Par Rédaction de Liberte, 31 juillet 2005

Treize ans après l’assassinat à Annaba de Tayeb El-Watani, son épouse jette un pavé dans la mare. Dans un long entretien qu’elle a accordé à la chaîne qatarie Al-Jazeera, Fatiha Boudiaf fait de nouvelles révélations sur les circonstances de la mort de l’ancien président du HCE.
Écartant définitivement la thèse de la piste islamiste, la veuve du défunt Président accuse ouvertement “le pouvoir” et affirme que même “l’auteur physique de son assassinat n’est pas Boumaârafi”. Celui qui a tiré sur le Président était “plus grand de taille”, dira Madame Boudiaf en précisant qu’elle possède la cassette vidéo de la tragédie de Annaba. Le cadavre qui a été retiré de dessous la table serait celui du tueur de Boudiaf, laisse, en effet, entendre l’invitée d’Al-Jazeera avant de faire une autre révélation : deux impacts de balles ont été constatés sur l’ambulance qui a évacué le président du HCE. Donnant peu de crédit à la version officielle des faits, sinon aucun, Fatiha Boudiaf croit détenir suffisamment d’éléments pour pointer l’index sur “le pouvoir” sans toutefois donner plus d’indications à propos des assassins de Boudiaf. “J’ai demandé à rencontrer Boumaârafi en prison, ils me l’ont refusé”, déclare-t-elle, par ailleurs, en affirmant au passage que Tayeb El-Watani n’avait reçu aucune menace.

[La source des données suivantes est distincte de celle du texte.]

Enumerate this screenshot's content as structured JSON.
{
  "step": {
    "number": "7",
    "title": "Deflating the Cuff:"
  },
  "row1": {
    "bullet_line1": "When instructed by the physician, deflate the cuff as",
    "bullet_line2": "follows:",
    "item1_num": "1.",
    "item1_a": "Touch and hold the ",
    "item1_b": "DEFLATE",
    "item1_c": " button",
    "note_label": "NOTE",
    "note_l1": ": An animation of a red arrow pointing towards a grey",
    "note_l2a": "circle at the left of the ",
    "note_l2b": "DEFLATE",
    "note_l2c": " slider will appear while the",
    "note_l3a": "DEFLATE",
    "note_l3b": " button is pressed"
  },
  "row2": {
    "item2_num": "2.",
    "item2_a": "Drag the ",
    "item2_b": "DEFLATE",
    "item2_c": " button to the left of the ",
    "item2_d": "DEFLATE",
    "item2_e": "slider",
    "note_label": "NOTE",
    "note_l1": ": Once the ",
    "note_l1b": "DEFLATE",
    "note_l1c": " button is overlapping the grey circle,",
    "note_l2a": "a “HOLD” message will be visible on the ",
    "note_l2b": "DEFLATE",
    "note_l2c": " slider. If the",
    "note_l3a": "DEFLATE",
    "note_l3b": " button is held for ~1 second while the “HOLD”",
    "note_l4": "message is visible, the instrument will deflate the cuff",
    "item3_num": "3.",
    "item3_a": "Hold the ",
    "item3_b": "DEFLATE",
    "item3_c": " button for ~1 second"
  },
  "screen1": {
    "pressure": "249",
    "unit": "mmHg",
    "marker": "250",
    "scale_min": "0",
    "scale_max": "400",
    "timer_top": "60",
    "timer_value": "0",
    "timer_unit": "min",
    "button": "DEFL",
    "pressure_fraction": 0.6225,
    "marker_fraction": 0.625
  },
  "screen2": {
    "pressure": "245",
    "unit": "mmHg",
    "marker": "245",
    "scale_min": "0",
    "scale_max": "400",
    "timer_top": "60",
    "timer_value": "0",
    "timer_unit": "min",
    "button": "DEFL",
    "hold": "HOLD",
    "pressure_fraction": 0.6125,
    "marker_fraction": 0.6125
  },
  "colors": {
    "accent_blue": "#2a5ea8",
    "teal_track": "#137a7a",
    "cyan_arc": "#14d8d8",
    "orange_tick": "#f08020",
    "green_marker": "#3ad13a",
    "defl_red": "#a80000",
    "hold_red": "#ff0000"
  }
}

Mais sachant, révèle-t-elle, que sa vie était en danger, il se préparait avant chaque voyage, en bon musulman qu’il fut, à la mort. C’est le cas avant son déplacement à Annaba. À la question si elle a été reçue par le président de la République, Abdelaziz Bouteflika, l’invitée d’Al-jazeera rétorquera : “Il est sorti d’ici ! Il nous a dit qu’il a eu à évoquer le dossier de l’assassinat de Boudiaf.” “Et quel est son point de vue ?” interroge le journaliste. “Il a le même avis que nous”, répondra Fatiha Boudiaf qui reviendra sur la position du défunt par rapport au parti dissous en confiant qu’“il a envoyé des gens pour lancer le dialogue avec ses dirigeants”. Sa décision de rentrer au pays ? “Elle lui a été dictée par son amour pour la patrie”, dira la femme du défunt Président qui soulignera que c’est le général Khaled Nezzar qui l’avait sollicité pour sauver le pays. Et c’est Ali Haroun qui s’est déplacé pour s’entretenir avec lui au Maroc.
Boudiaf, qui avait refusé au départ les sollicitations d’Alger, a fini par accepter. “Mais Tayeb El-Watani prenait tellement d’envergure qu’il commençait à gêner”, confiait un de ses amis interviewé par la chaîne Al-Jazeera.